The Media's COVID Failure

In dismissing the possibility that the virus leaked from a lab, journalists betrayed their mission to seek the truth.

Security personnel outside the Wuhan Institute of Virology during a visit by members of the World Health Organization team investigating the origins of the new coronavirus, Feb. 2, 2021. (Photo: Hector Retamal/AFP, via Getty Images)

By Zaid Jilani

In February 2020, Senator Tom Cotton, Republican of Arkansas, asked a provocative question: Was there some relationship between COVID-19 emerging in the Chinese city of Wuhan and the fact that there’s a biochemical lab in the city that specializes in studying coronaviruses? Was it possible that this lab was studying an animal that carried the virus and failed to properly secure it?

“We don’t have evidence that this disease originated there,” Cotton said of the lab, “but because of China’s duplicity and dishonesty from the beginning, we need to at least ask the question to see what the evidence says, and China right now is not giving evidence on that question at all.”

Cotton’s comments were nuanced: He wasn’t certain that the virus that causes COVID-19 had leaked from the Wuhan Institute of Virology, but he considered it to be a possibility, and he was troubled that the Chinese government was failing to offer the transparency necessary to prove it one way or another.

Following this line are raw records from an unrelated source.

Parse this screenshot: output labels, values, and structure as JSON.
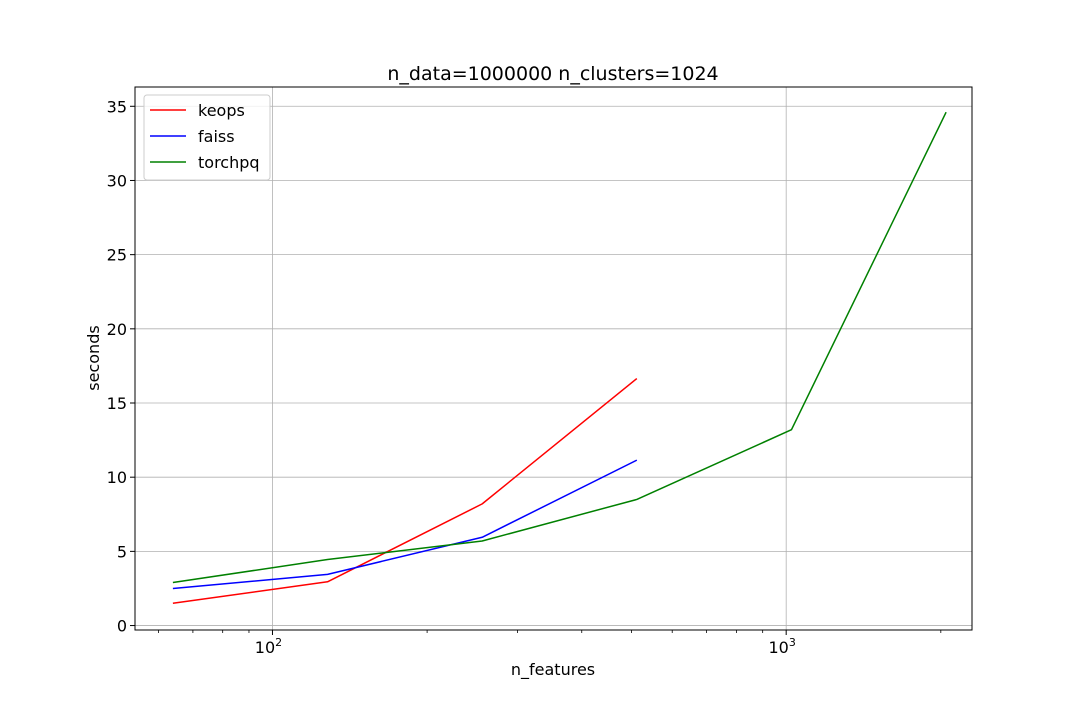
{
  "chart_data": {
    "type": "line",
    "title": "n_data=1000000 n_clusters=1024",
    "xlabel": "n_features",
    "ylabel": "seconds",
    "x_scale": "log",
    "xlim": [
      54,
      2300
    ],
    "ylim": [
      -0.3,
      36.3
    ],
    "grid": true,
    "legend_position": "top-left",
    "y_ticks": [
      0,
      5,
      10,
      15,
      20,
      25,
      30,
      35
    ],
    "x_major_ticks": [
      {
        "value": 100,
        "base": "10",
        "exp": "2"
      },
      {
        "value": 1000,
        "base": "10",
        "exp": "3"
      }
    ],
    "series": [
      {
        "name": "keops",
        "color": "#ff0000",
        "x": [
          64,
          128,
          256,
          512
        ],
        "y": [
          1.5,
          2.95,
          8.2,
          16.65
        ]
      },
      {
        "name": "faiss",
        "color": "#0000ff",
        "x": [
          64,
          128,
          256,
          512
        ],
        "y": [
          2.5,
          3.45,
          5.95,
          11.15
        ]
      },
      {
        "name": "torchpq",
        "color": "#008000",
        "x": [
          64,
          128,
          256,
          512,
          1024,
          2048
        ],
        "y": [
          2.9,
          4.45,
          5.7,
          8.5,
          13.2,
          34.6
        ]
      }
    ]
  }
}
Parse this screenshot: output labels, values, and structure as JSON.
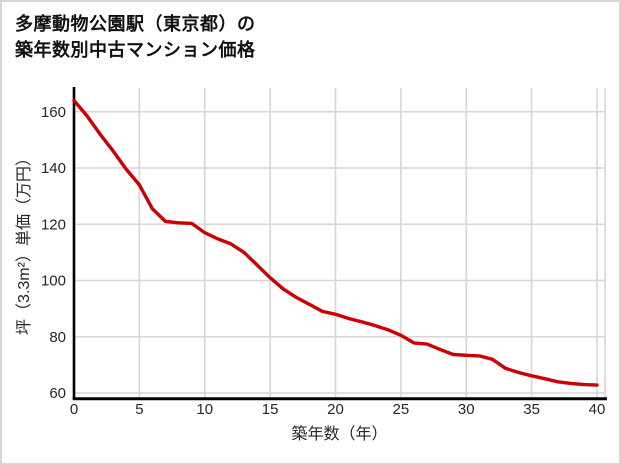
{
  "title": {
    "line1": "多摩動物公園駅（東京都）の",
    "line2": "築年数別中古マンション価格"
  },
  "chart_data": {
    "type": "line",
    "title": "多摩動物公園駅（東京都）の築年数別中古マンション価格",
    "xlabel": "築年数（年）",
    "ylabel": "坪（3.3m²）単価（万円）",
    "x": [
      0,
      1,
      2,
      3,
      4,
      5,
      6,
      7,
      8,
      9,
      10,
      11,
      12,
      13,
      14,
      15,
      16,
      17,
      18,
      19,
      20,
      21,
      22,
      23,
      24,
      25,
      26,
      27,
      28,
      29,
      30,
      31,
      32,
      33,
      34,
      35,
      36,
      37,
      38,
      39,
      40
    ],
    "values": [
      164,
      158.5,
      152,
      146,
      139.5,
      134,
      125.5,
      121,
      120.5,
      120.3,
      117,
      114.8,
      113,
      110,
      105.5,
      101,
      97,
      94,
      91.5,
      89,
      88,
      86.5,
      85.3,
      84,
      82.5,
      80.5,
      77.8,
      77.4,
      75.5,
      73.7,
      73.4,
      73.2,
      72,
      68.8,
      67.3,
      66.1,
      65.1,
      64,
      63.4,
      63,
      62.8
    ],
    "x_ticks": [
      0,
      5,
      10,
      15,
      20,
      25,
      30,
      35,
      40
    ],
    "y_ticks": [
      60,
      80,
      100,
      120,
      140,
      160
    ],
    "xlim": [
      0,
      40
    ],
    "ylim": [
      58.5,
      168.5
    ],
    "grid": true,
    "legend": "none"
  },
  "colors": {
    "line": "#cc0000",
    "grid": "#d6d6d6",
    "axis": "#000000",
    "tick_text": "#262626",
    "title_text": "#111111",
    "background": "#ffffff",
    "card_border": "#d6d6d6"
  }
}
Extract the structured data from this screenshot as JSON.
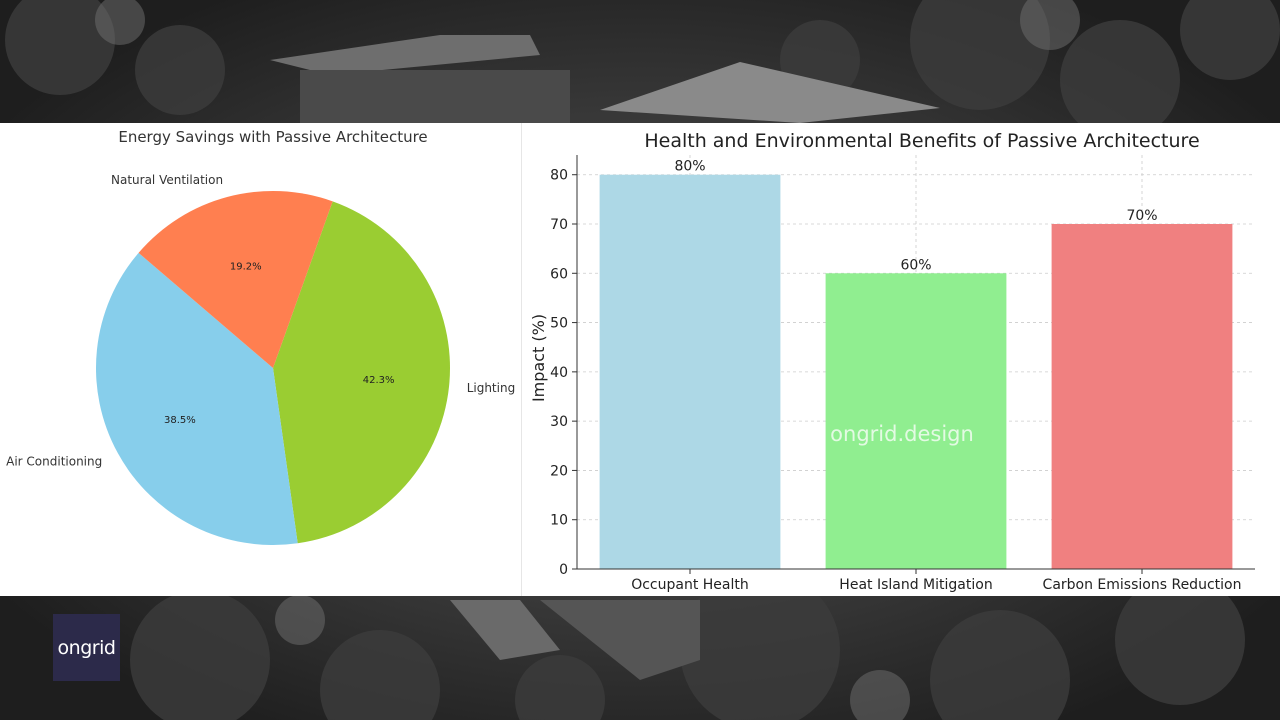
{
  "brand": {
    "logo_text": "ongrid",
    "watermark": "ongrid.design"
  },
  "chart_data": [
    {
      "type": "pie",
      "title": "Energy Savings with Passive Architecture",
      "slices": [
        {
          "label": "Lighting",
          "value": 42.3,
          "pct_label": "42.3%",
          "color": "#9acd32"
        },
        {
          "label": "Air Conditioning",
          "value": 38.5,
          "pct_label": "38.5%",
          "color": "#87ceeb"
        },
        {
          "label": "Natural Ventilation",
          "value": 19.2,
          "pct_label": "19.2%",
          "color": "#ff7f50"
        }
      ]
    },
    {
      "type": "bar",
      "title": "Health and Environmental Benefits of Passive Architecture",
      "ylabel": "Impact (%)",
      "xlabel": "",
      "ylim": [
        0,
        84
      ],
      "yticks": [
        0,
        10,
        20,
        30,
        40,
        50,
        60,
        70,
        80
      ],
      "grid": true,
      "categories": [
        "Occupant Health",
        "Heat Island Mitigation",
        "Carbon Emissions Reduction"
      ],
      "values": [
        80,
        60,
        70
      ],
      "value_labels": [
        "80%",
        "60%",
        "70%"
      ],
      "colors": [
        "#add8e6",
        "#90ee90",
        "#f08080"
      ]
    }
  ]
}
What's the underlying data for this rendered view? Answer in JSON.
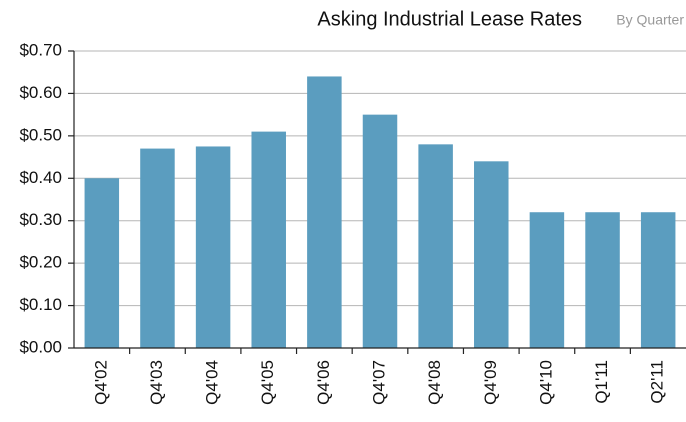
{
  "chart_data": {
    "type": "bar",
    "title": "Asking Industrial Lease Rates",
    "subtitle": "By Quarter",
    "categories": [
      "Q4'02",
      "Q4'03",
      "Q4'04",
      "Q4'05",
      "Q4'06",
      "Q4'07",
      "Q4'08",
      "Q4'09",
      "Q4'10",
      "Q1'11",
      "Q2'11"
    ],
    "values": [
      0.4,
      0.47,
      0.475,
      0.51,
      0.64,
      0.55,
      0.48,
      0.44,
      0.32,
      0.32,
      0.32
    ],
    "color": "#5b9dbf",
    "ylim": [
      0,
      0.7
    ],
    "yticks": [
      {
        "value": 0,
        "label": "$0.00"
      },
      {
        "value": 0.1,
        "label": "$0.10"
      },
      {
        "value": 0.2,
        "label": "$0.20"
      },
      {
        "value": 0.3,
        "label": "$0.30"
      },
      {
        "value": 0.4,
        "label": "$0.40"
      },
      {
        "value": 0.5,
        "label": "$0.50"
      },
      {
        "value": 0.6,
        "label": "$0.60"
      },
      {
        "value": 0.7,
        "label": "$0.70"
      }
    ],
    "grid": true
  }
}
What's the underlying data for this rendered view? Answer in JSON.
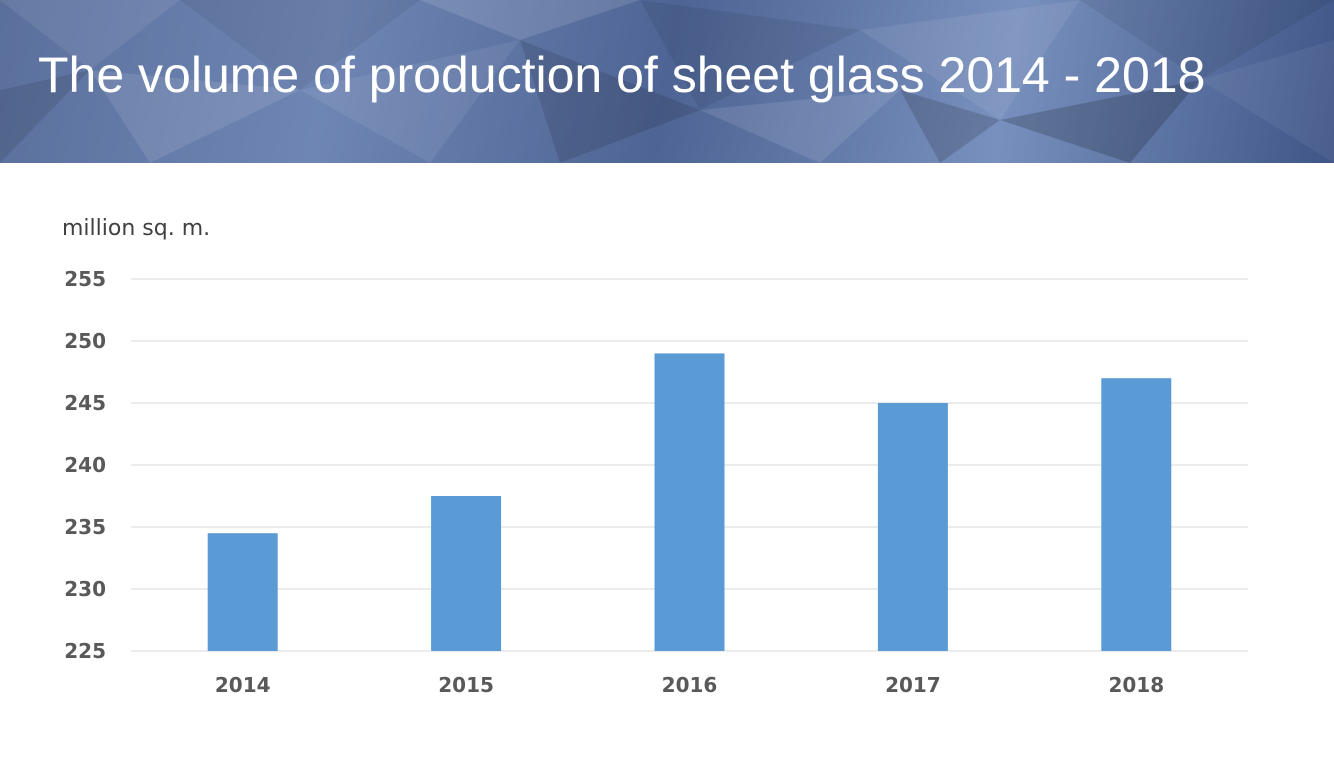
{
  "header": {
    "title": "The volume of production of sheet glass 2014 - 2018"
  },
  "colors": {
    "bar": "#5b9bd5",
    "gridline": "#d9d9d9",
    "tick_text": "#595959",
    "banner": "#5a6f9c"
  },
  "chart_data": {
    "type": "bar",
    "title": "The volume of production of sheet glass 2014 - 2018",
    "ylabel": "million sq. m.",
    "xlabel": "",
    "categories": [
      "2014",
      "2015",
      "2016",
      "2017",
      "2018"
    ],
    "values": [
      234.5,
      237.5,
      249,
      245,
      247
    ],
    "ylim": [
      225,
      255
    ],
    "yticks": [
      "225",
      "230",
      "235",
      "240",
      "245",
      "250",
      "255"
    ],
    "grid": true,
    "legend": "none"
  }
}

But the response to Cotton’s theory and nuanced line of questioning was brutal. The New York Times dismissed him as repeating a “Fringe Theory of Coronavirus Origins,” as the headline put it. The Washington Post insisted that Cotton “keeps repeating a conspiracy theory that was already debunked.” And the rest of the mainstream media wasn’t much kinder.

But how could the theory possibly have been debunked? There is no official consensus on where the new coronavirus first emerged and, as Cotton pointed out, China’s government made it basically impossible for outside observers to investigate the origins of the virus.

Yet for most of the past year, the mainstream media’s consensus was that the lab-leak hypothesis was just a fringe theory promoted by hawkish parts of the right. Facebook, which has increasingly appointed itself the arbiter of global speech, had a policy of taking down posts claiming that the virus was man-made or manufactured.

In recent weeks, that has slowly started to change. Top scientists are calling for a more serious probe into the origins of the virus, including the lab-leak theory. President Biden is ordering our intelligence agencies to do a 90-day investigation into the question of where the virus came from. And Facebook recently lifted its ban on posts that claim that the virus that causes COVID-19 was manufactured.

What should we make of all this?

It appears that for the past year, our media seemed to lock arms in shielding the Chinese government from the scrutiny it deserved for failing to control the virus. Whether or not the lab-leak hypothesis bears out, it is clear that our nation’s journalists did not approach this question with an open mind.

In a tweet that she later deleted, Apoorva Mandavilli, a New York Times science reporter who has been on the coronavirus beat, offered a window into the mindset of much of the media: “Someday we will stop talking about the lab leak theory and maybe even admit its racist roots. But alas, that day is not yet here.”

Is it really supposed to be “racist” to consider the possibility that the Chinese government failed to prevent the virus that causes COVID-19 from escaping from a government lab? The other leading origin theory—that the virus emerged from China's lightly regulated wet markets—would place more of the blame on local culture than the lab-leak hypothesis, which directly implicates the government (and only the government).

Perhaps Mandavilli’s revealing tweet is emblematic of a wider mindset among American journalists, many of whom saw their mission as simply opposing any stance taken by the Trump administration—former Secretary of State Mike Pompeo has long suspected that the virus leaked from the lab in Wuhan—while also burnishing their anti-racist and anti-imperialist credentials by refusing to blame a foreign government for the pandemic.

But the goal of journalism shouldn’t be to craft the most culturally sensitive or partisan narrative. The goal of journalism is to seek the truth. The consequences of telling the truth should be secondary to getting the truth out there in the first place, even if it makes the Trump administration or Republican Senators look good or the Chinese government look bad.

To be clear, there have always been partisan or ideological journalists who openly take sides in social or political disputes. But until very recently, we could at least expect that the mainstream media would make a legitimate effort to seek the facts and report fairly, rather than dismissing stories that could make their favored political faction look unfavorable or boost the prospects of their political opponents.

Increasingly, the space for nonpartisan journalism that aggressively seeks the truth is shrinking.

It should hardly be a surprise that Americans are rapidly losing faith in the media. As the story of the lab-leak hypothesis shows, too many in our current news media environment are quick to politicize their coverage and seek the truth only when it’s convenient for their faction. Ultimately, this will only continue to degrade the credibility of the American press, which may benefit forces like the Chinese Communist Party in more ways than one.

Zaid Jilani is a frequent contributor to Persuasion.